Sie seufze genervt. Ihr Eltern wollten wegziehen. Nicht eine Straße weiter, oder ans andere Ende der Stadt, nein. Sie wollten in eine Kleinstadt ziehen, die mehrere Stunden Autofahrt entfernt lag.
Bald waren die Sommerferien vorbei und es würde ihr letztes Jahr an der Highschool beginnen.
Seit Wochen ging es so, dass sie nur noch stritten. Sie war wütend auf sie deswegen, denn es gab keinen Grund für diesen unnützen Umzug. Weder eine Aussicht auf einen besser bezahlten Job, noch eine Versetzung oder sonst etwas. Sie wollten einfach nur etwas neues, wie sie ihr erklärt hatten. Einfach nur etwas neues, war das zu glauben?
Es war zum Haare ausreißen. Sofia wollte hier nicht weg. Sie war hier aufgewachsen, hatte ihre Familie hier – sowohl die, die ihr Blut bestimmte, als auch die, die sie sich selbst ausgesucht hatte.
Völlig in ihren Gedanken versunken, ließ sie ihren großen Zeh Kreise im Wasser malen und veranlasste den See dazu, winzige Wellen von ihrem Fuß ausgehend, über die Wasseroberfläche gleiten zu lassen.
  Leise Schritte erklangen hinter ihr, doch sie erschrak nicht. Sie spürte, wer es war.
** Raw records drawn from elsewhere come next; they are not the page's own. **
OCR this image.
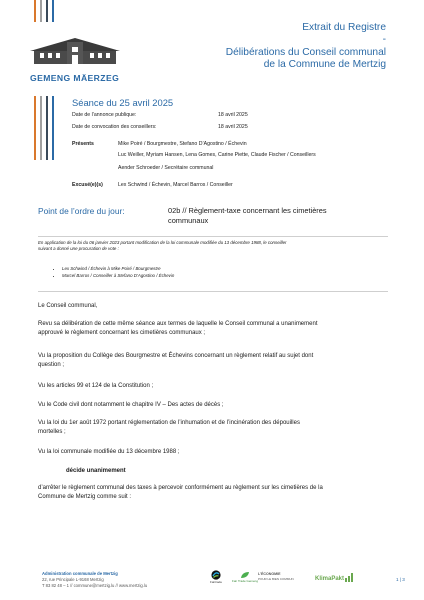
GEMENG MÄERZEG
Extrait du Registre
-
Délibérations du Conseil communal
de la Commune de Mertzig
Séance du 25 avril 2025
Date de l’annonce publique:	18 avril 2025
Date de convocation des conseillers:	18 avril 2025
Présents	Mike Poiré / Bourgmestre, Stefano D’Agostino / Échevin
Luc Weiller, Myriam Hansen, Lena Gomes, Carine Piette, Claude Fischer / Conseillers
Aender Schroeder / Secrétaire communal
Excusé(e)(s)	Lex Schwind / Échevin, Marcel Barros / Conseiller
Point de l’ordre du jour:	02b // Règlement-taxe concernant les cimetières
communaux
En application de la loi du 06 janvier 2023 portant modification de la loi communale modifiée du 13 décembre 1988, le conseiller
suivant a donné une procuration de vote :
• Lex Schwind / Échevin à Mike Poiré / Bourgmestre
• Marcel Barros / Conseiller à Stefano D’Agostino / Échevin
Le Conseil communal,
Revu sa délibération de cette même séance aux termes de laquelle le Conseil communal a unanimement
approuvé le règlement concernant les cimetières communaux ;
Vu la proposition du Collège des Bourgmestre et Échevins concernant un règlement relatif au sujet dont
question ;
Vu les articles 99 et 124 de la Constitution ;
Vu le Code civil dont notamment le chapitre IV – Des actes de décès ;
Vu la loi du 1er août 1972 portant réglementation de l’inhumation et de l’incinération des dépouilles
mortelles ;
Vu la loi communale modifiée du 13 décembre 1988 ;
décide unanimement
d’arrêter le règlement communal des taxes à percevoir conformément au règlement sur les cimetières de la
Commune de Mertzig comme suit :
Administration communale de Mertzig
22, rue Principale L-9168 Mertzig
T 83 82 48 – 1 // commune@mertzig.lu // www.mertzig.lu
Fairtrade	Fair Trade Gemeng
L’ÉCONOMIE
POUR LE BIEN COMMUN	KlimaPakt	1 | 3
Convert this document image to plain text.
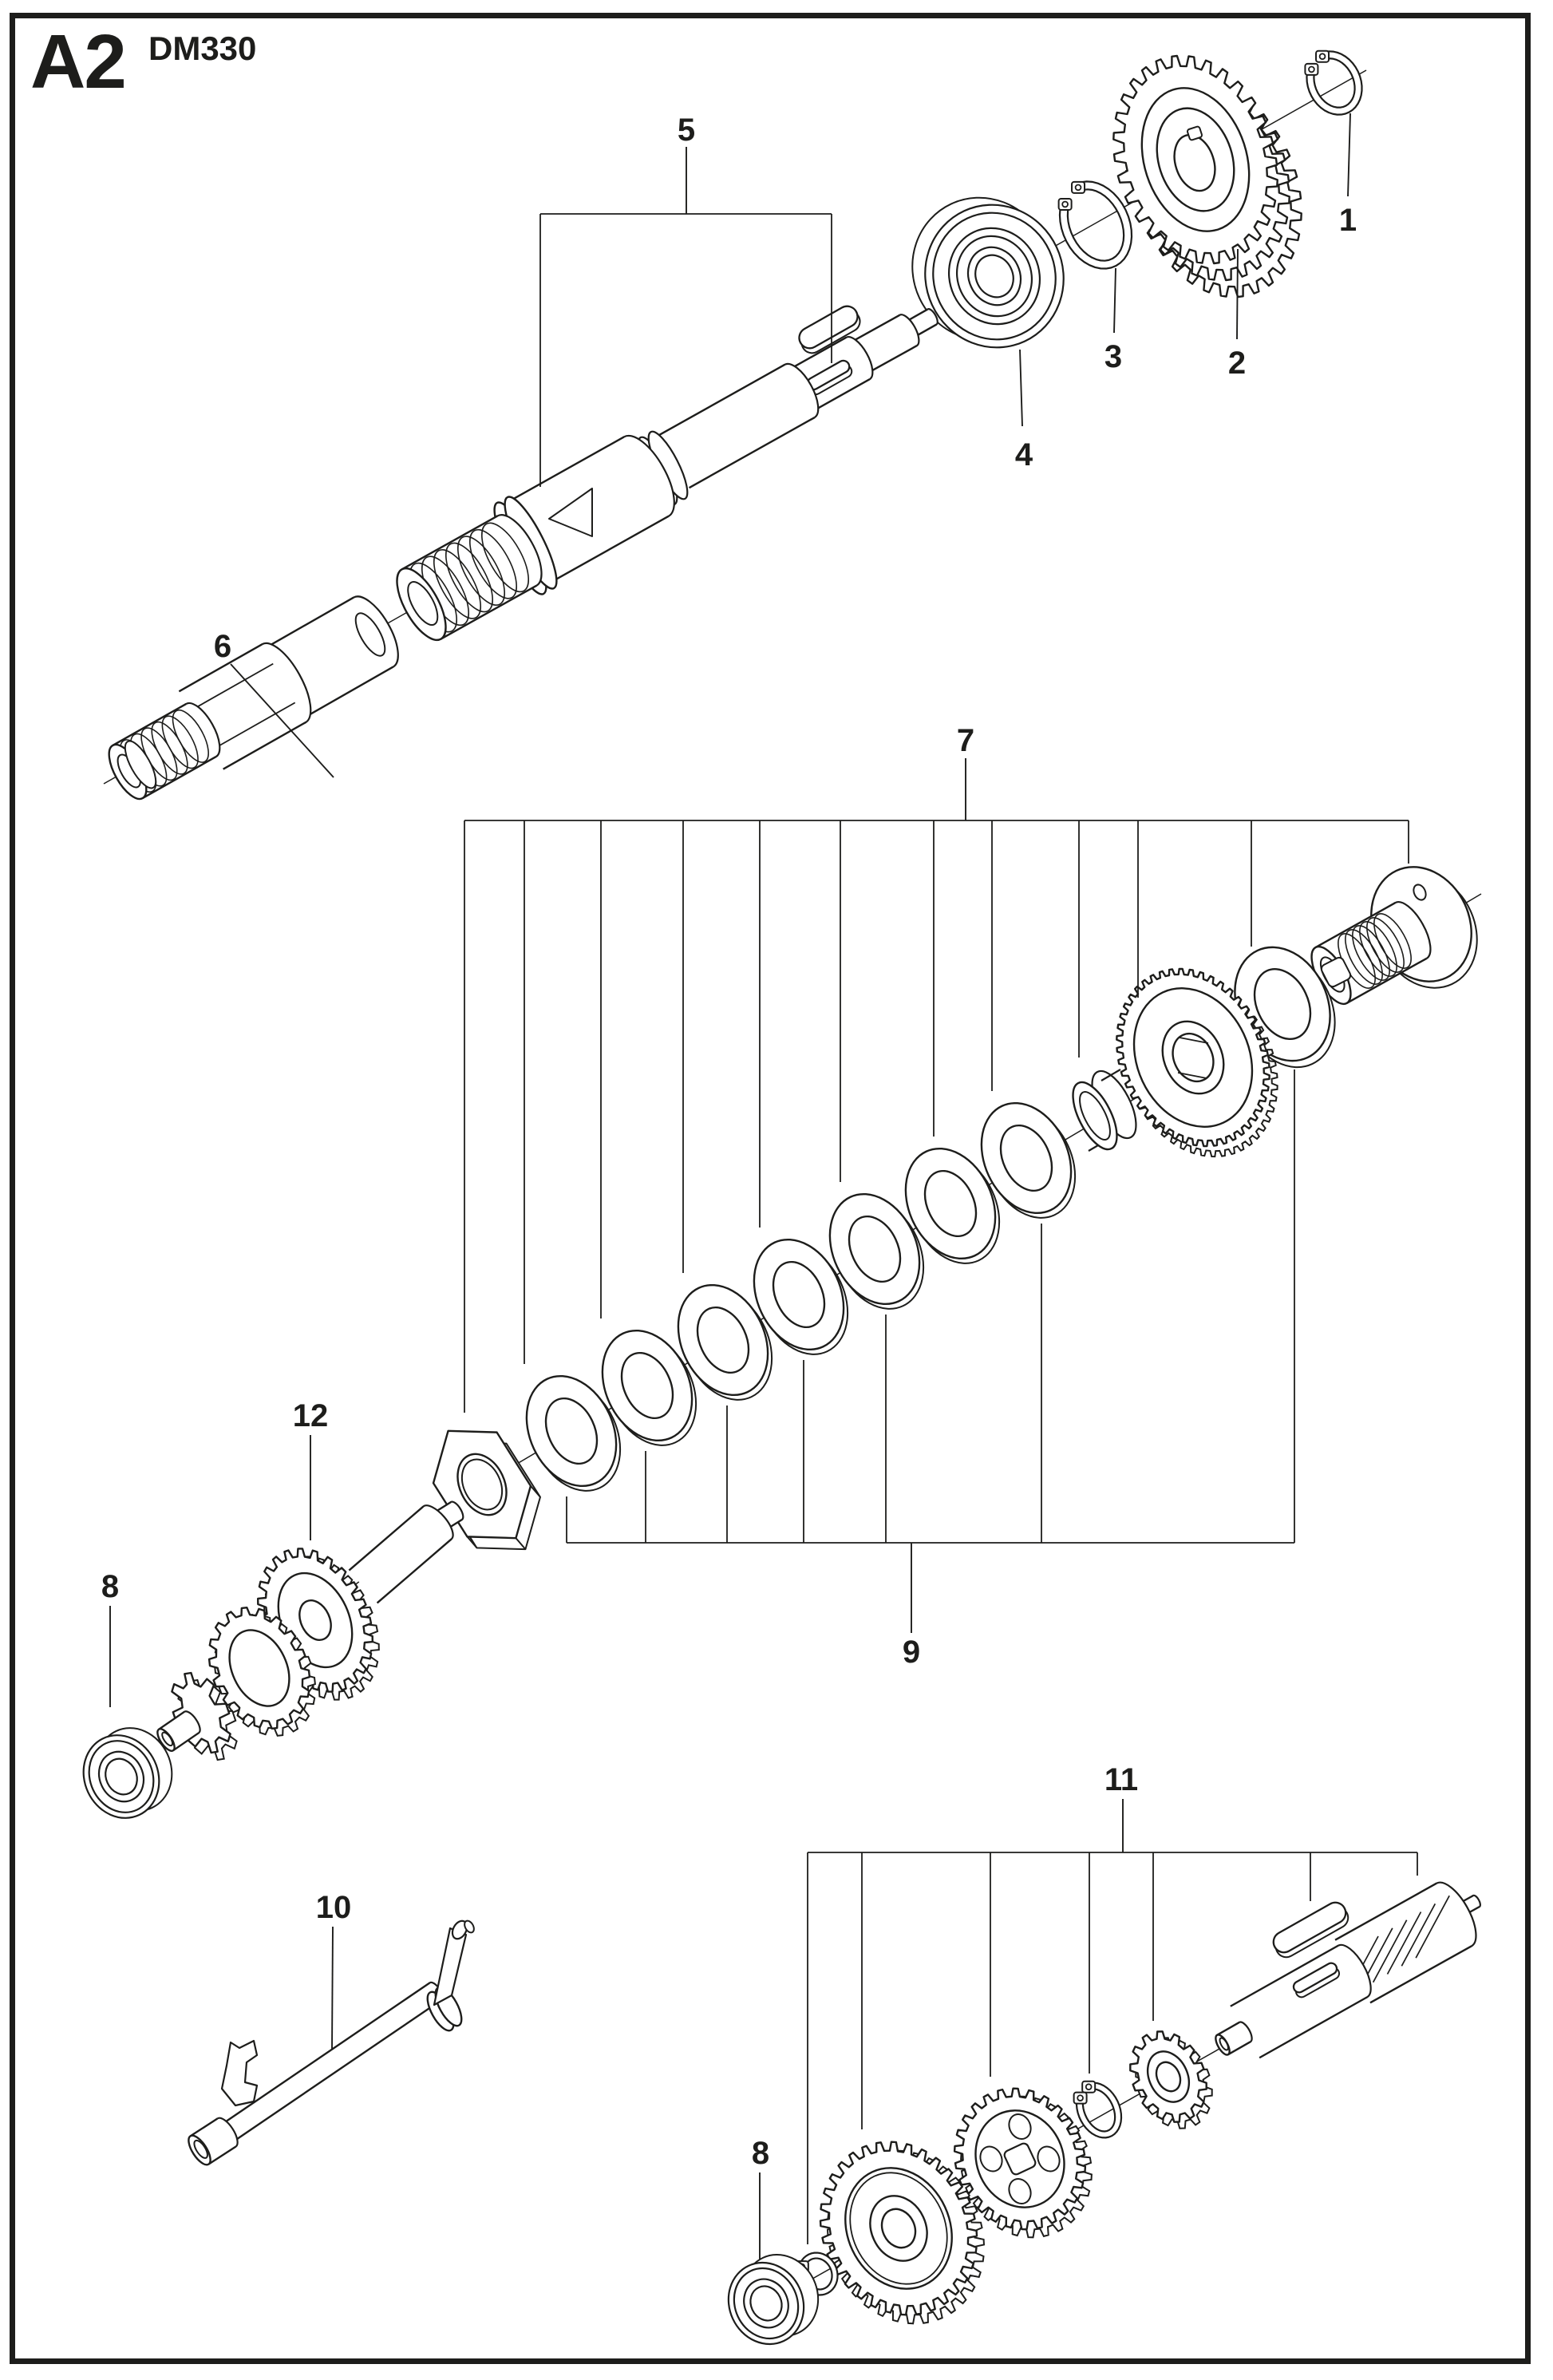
A2 DM330
1
2
3
4
5
6
7
8
9
10
11
12
8
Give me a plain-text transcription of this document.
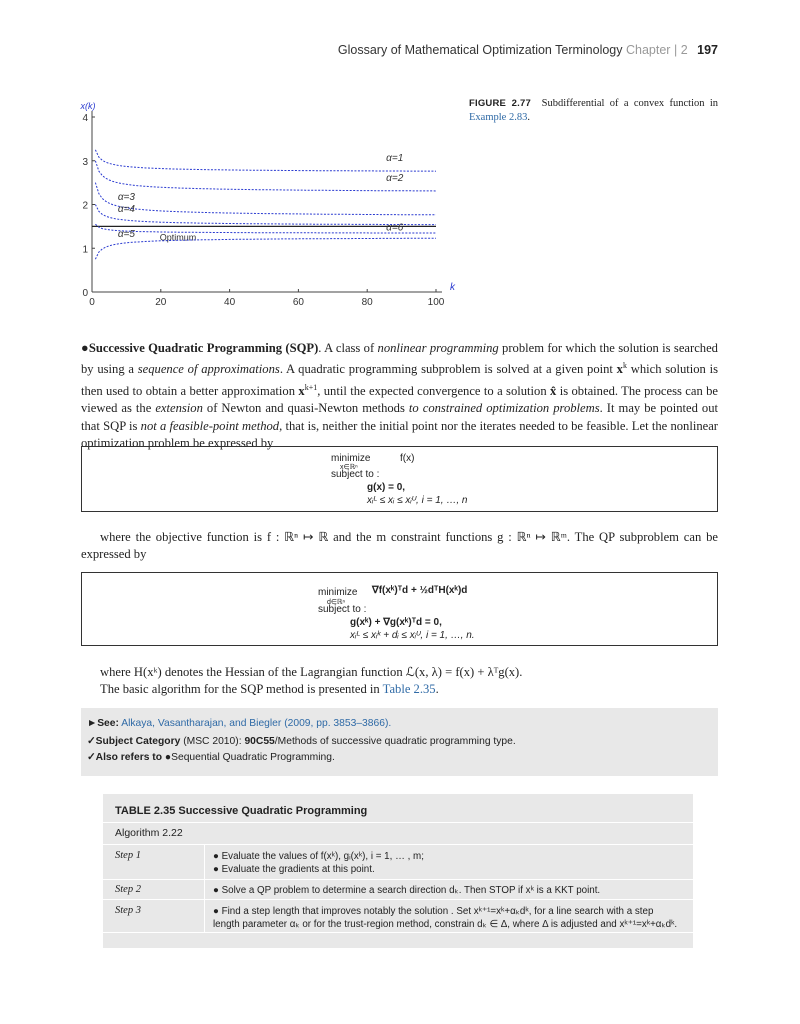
Glossary of Mathematical Optimization Terminology Chapter | 2 197
0	20	40	60	80	100
0
1
2
3
4
x(k)
k
Optimum
α=1
α=2
α=3
α=4
α=5
α=6
FIGURE 2.77 Subdifferential of a convex function in Example 2.83.
●Successive Quadratic Programming (SQP). A class of nonlinear programming problem for which the solution is searched by using a sequence of approximations. A quadratic programming subproblem is solved at a given point $x^k$ which solution is then used to obtain a better approximation $x^{k+1}$, until the expected convergence to a solution x̂ is obtained. The process can be viewed as the extension of Newton and quasi-Newton methods to constrained optimization problems. It may be pointed out that SQP is not a feasible-point method, that is, neither the initial point nor the iterates needed to be feasible. Let the nonlinear optimization problem be expressed by
minimize
x∈ℝⁿ
f(x)
subject to :
g(x) = 0,
xᵢᴸ ≤ xᵢ ≤ xᵢᵁ, i = 1, …, n
where the objective function is f : ℝⁿ ↦ ℝ and the m constraint functions g : ℝⁿ ↦ ℝᵐ. The QP subproblem can be expressed by
minimize
d∈ℝⁿ
∇f(xᵏ)ᵀd + ½dᵀH(xᵏ)d
subject to :
g(xᵏ) + ∇g(xᵏ)ᵀd = 0,
xᵢᴸ ≤ xᵢᵏ + dᵢ ≤ xᵢᵁ, i = 1, …, n.
where H(xᵏ) denotes the Hessian of the Lagrangian function ℒ(x, λ) = f(x) + λᵀg(x).
The basic algorithm for the SQP method is presented in Table 2.35.
►See: Alkaya, Vasantharajan, and Biegler (2009, pp. 3853–3866).
✓Subject Category (MSC 2010): 90C55/Methods of successive quadratic programming type.
✓Also refers to ●Sequential Quadratic Programming.
TABLE 2.35 Successive Quadratic Programming
Algorithm 2.22
Step 1	● Evaluate the values of f(xᵏ), gᵢ(xᵏ), i = 1, … , m;
● Evaluate the gradients at this point.
Step 2	● Solve a QP problem to determine a search direction dₖ. Then STOP if xᵏ is a KKT point.
Step 3	● Find a step length that improves notably the solution . Set xᵏ⁺¹=xᵏ+αₖdᵏ, for a line search with a step
length parameter αₖ or for the trust-region method, constrain dₖ ∈ Δ, where Δ is adjusted and xᵏ⁺¹=xᵏ+αₖdᵏ.
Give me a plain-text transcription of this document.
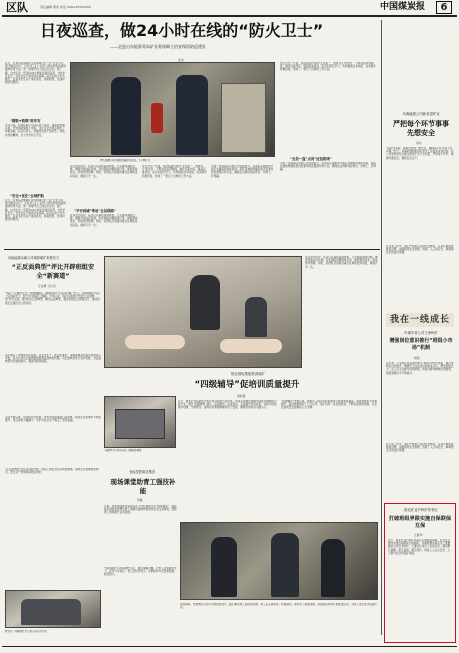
区队	责任编辑 周亮 电话 0000-67555000	中国煤炭报	6
日夜巡查，做24小时在线的“防火卫士”
——走进山东能源青岛矿业务保障主治安保消防巡逻队
宋杰
近日，在青岛能源新矿业务保障分会一起“安全示范周”消防活动上，区队员工们一起学习防火知识和消防器材使用方法。进一步提升员工的安全意识。据了解，这支队伍一直坚持24小时轮流值班巡逻，守护矿区安全，为安全生产提供坚实保障。队员们每天早出晚归，巡查全矿区各个重点部位，排查隐患，发现问题及时整改。
“钢铁+铁锁”筑牢安
今年以来，巡逻队累计出动巡查千余次，排查隐患数百项，开展消防演练十余场，为矿区安全稳定做出了积极贡献。队员们表示，将继续发扬不怕吃苦、连续作战的精神，全力守护矿区平安。
“安全+优化”全域护航
近日，在青岛能源新矿业务保障分会一起“安全示范周”消防活动上，区队员工们一起学习防火知识和消防器材使用方法。进一步提升员工的安全意识。据了解，这支队伍一直坚持24小时轮流值班巡逻，守护矿区安全，为安全生产提供坚实保障。队员们每天早出晚归，巡查全矿区各个重点部位，排查隐患，发现问题及时整改。
图为巡逻队员对消防设施进行检查。王子照片文
在巡逻过程中，队员们认真检查消防栓、灭火器等消防设施，确保设施完好有效。对发现的问题现场记录，督促整改落实，形成闭环管理。同时，巡逻队还加强对重点区域的夜间巡查，确保万无一失。
“平安同城”带动“全员保障”
在巡逻过程中，队员们认真检查消防栓、灭火器等消防设施，确保设施完好有效。对发现的问题现场记录，督促整改落实，形成闭环管理。同时，巡逻队还加强对重点区域的夜间巡查，确保万无一失。
在安全生产方面，巡逻队始终坚持“安全第一、预防为主”的方针，不断完善巡逻制度，细化巡查内容，提高巡查质量。队员们相互学习，共同提高业务技能，在实践中积累经验，形成了一套行之有效的工作方法。
为进一步提高队员的应急处置能力，巡逻队定期组织开展应急演练和技能培训，使队员熟练掌握各类突发事件的处置程序和方法，确保在关键时刻拉得出、冲得上、打得赢。
在安全生产方面，巡逻队始终坚持“安全第一、预防为主”的方针，不断完善巡逻制度，细化巡查内容，提高巡查质量。队员们相互学习，共同提高业务技能，在实践中积累经验，形成了一套行之有效的工作方法。
“全员一盘”点亮“应急防线”
为进一步提高队员的应急处置能力，巡逻队定期组织开展应急演练和技能培训，使队员熟练掌握各类突发事件的处置程序和方法，确保在关键时刻拉得出、冲得上、打得赢。
乌海能源公司新希望矿业
严把每个环节事事先想安全
李东
“每次作业前，我都会先想一想安全，确保每个环节都不出问题。”近日，乌海能源新希望矿业员工在接受采访时说。该公司坚持把安全理念贯穿于生产全过程，严把每个环节，事事先想安全，确保安全生产。
在日常工作中，他们严格执行各项安全制度，认真开展隐患排查治理，加强现场安全管理，形成了人人讲安全、事事想安全的良好氛围。
我在一线成长
中煤华晋公司王家岭矿
增强岗位意识推行“班组小市场”机制
杨阳
近年来，王家岭矿在班组中推行“班组小市场”机制，通过市场化运作模式，增强员工岗位意识和成本意识，激发班组活力。员工们主动参与班组管理，积极为降本增效出谋划策，班组管理水平不断提升。
在日常工作中，他们严格执行各项安全制度，认真开展隐患排查治理，加强现场安全管理，形成了人人讲安全、事事想安全的良好氛围。
淮北矿业芦岭矿综采区
打破班组界限实施自保联保互保
王新华
近日，淮北矿业芦岭矿综采区打破班组界限，在全区范围内实施自保联保互保制度。该制度要求每名员工既要做好自身安全防护，又要关注身边工友的安全，做到相互提醒、相互监督、相互保护，形成人人关心安全、人人参与安全的良好氛围。
河南能源永煤公司城郊煤矿举措有力
“正反面典型”评比开辟班组安全“新赛道”
王金勇 马小田
“我们一定要把安全工作做细做实，确保班组不出任何问题。”近日，在城郊煤矿综采一队班前会上，班长对全班职工强调。今年以来，该矿在班组中开展“正反面典型”评比活动，通过树立正面典型、曝光反面典型，激发班组安全管理活力，推动班组安全建设迈上新台阶。
该矿制定了详细的评比标准，从安全生产、质量标准化、现场管理等方面对班组进行考核，每月评选出正面典型班组和反面典型班组。对正面典型进行表彰奖励，对反面典型进行通报批评，督促其整改提高。
活动开展以来，各班组比学赶超、争先创优的氛围日益浓厚，班组安全管理水平明显提升，违章现象大幅减少，为矿井安全生产奠定了坚实基础。
“正反面典型”评比活动的开展，使职工的安全意识明显增强，班组安全管理更加规范，安全生产形势持续稳定向好。
在巡逻过程中，队员们认真检查消防栓、灭火器等消防设施，确保设施完好有效。对发现的问题现场记录，督促整改落实，形成闭环管理。同时，巡逻队还加强对重点区域的夜间巡查，确保万无一失。
皖北煤电集团淮滨煤矿
“四级辅导”促培训质量提升
刘彩霞
近日，淮北矿业集团在芦岭矿举办班组长培训班。培训采用理论讲解与现场实操相结合的方式，通过“四级辅导”模式，层层推进、步步落实，全面提升培训质量。该模式包括集中授课、分组研讨、现场指导和跟踪辅导四个层级，确保培训内容入脑入心。
“四级辅导”实施以来，参培员工的业务技能和综合素质明显提高，班组管理水平显著提升，培训效果得到了广泛认可。该矿将进一步总结经验，不断完善培训机制，为企业高质量发展提供人才支撑。
“老师傅”正在给年轻员工讲解操作要领。
晋能控股煤业集团
现场课堂助青工强技补能
李磊
日前，晋能控股煤业集团在井下作业现场开设“现场课堂”，由经验丰富的老师傅为青工讲解设备操作要领和安全注意事项，帮助青工快速提升业务技能。
“现场课堂”以实际操作为主，理论讲解为辅，让青工在实践中学习、在学习中成长。青工们纷纷表示，这种培训方式直观易懂，收获很大。
培训期间，老师傅们手把手传授经验技巧，耐心解答青工提出的问题。青工们认真听讲、积极提问，现场学习氛围浓厚。该集团将持续开展此类活动，为青工成长成才搭建平台。
图为员工“开展班组”正在进行安全互查学习。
Jessi, ihre beste Freundin. Die beiden kannten sich, seit sie auf der Welt waren, denn sie wurden am gleichen Tag geboren. Und sie hatten eine engere Bindung zu einander, als manche Geschwister sie jemals haben werden.
Es war seltsam, es wusste auch niemand außer ihnen beiden davon. Doch für Sofia war es ganz normal zu wissen wie es Jessi geht, ohne sie fragen zu müssen, weil es wie ein Echo der eigenen Gefühle in ihr widerhallte, oder zu wissen, wo sie sich befand, als hätte sie einen GPS-Sender unter der Haut.
Sie kannten es nicht anders und hielten deshalb die Leute für seltsam, die nicht einmal wusste, wie es ihrer besten Freundin ging ohne sie erst darauf ansprechen zu müssen.
Sofia hätte fast gegrinst, als sie daran dachte, dass Jess einmal versucht hatte es zu erklären. Sie konnte eines nachts nicht schlafen und landete auf einem seltsamen Astrologiekanal. Laut ihr hinge des wohl mit der Konstellation der Sterne des Tages zusammen, an dem die beiden geboren wurden.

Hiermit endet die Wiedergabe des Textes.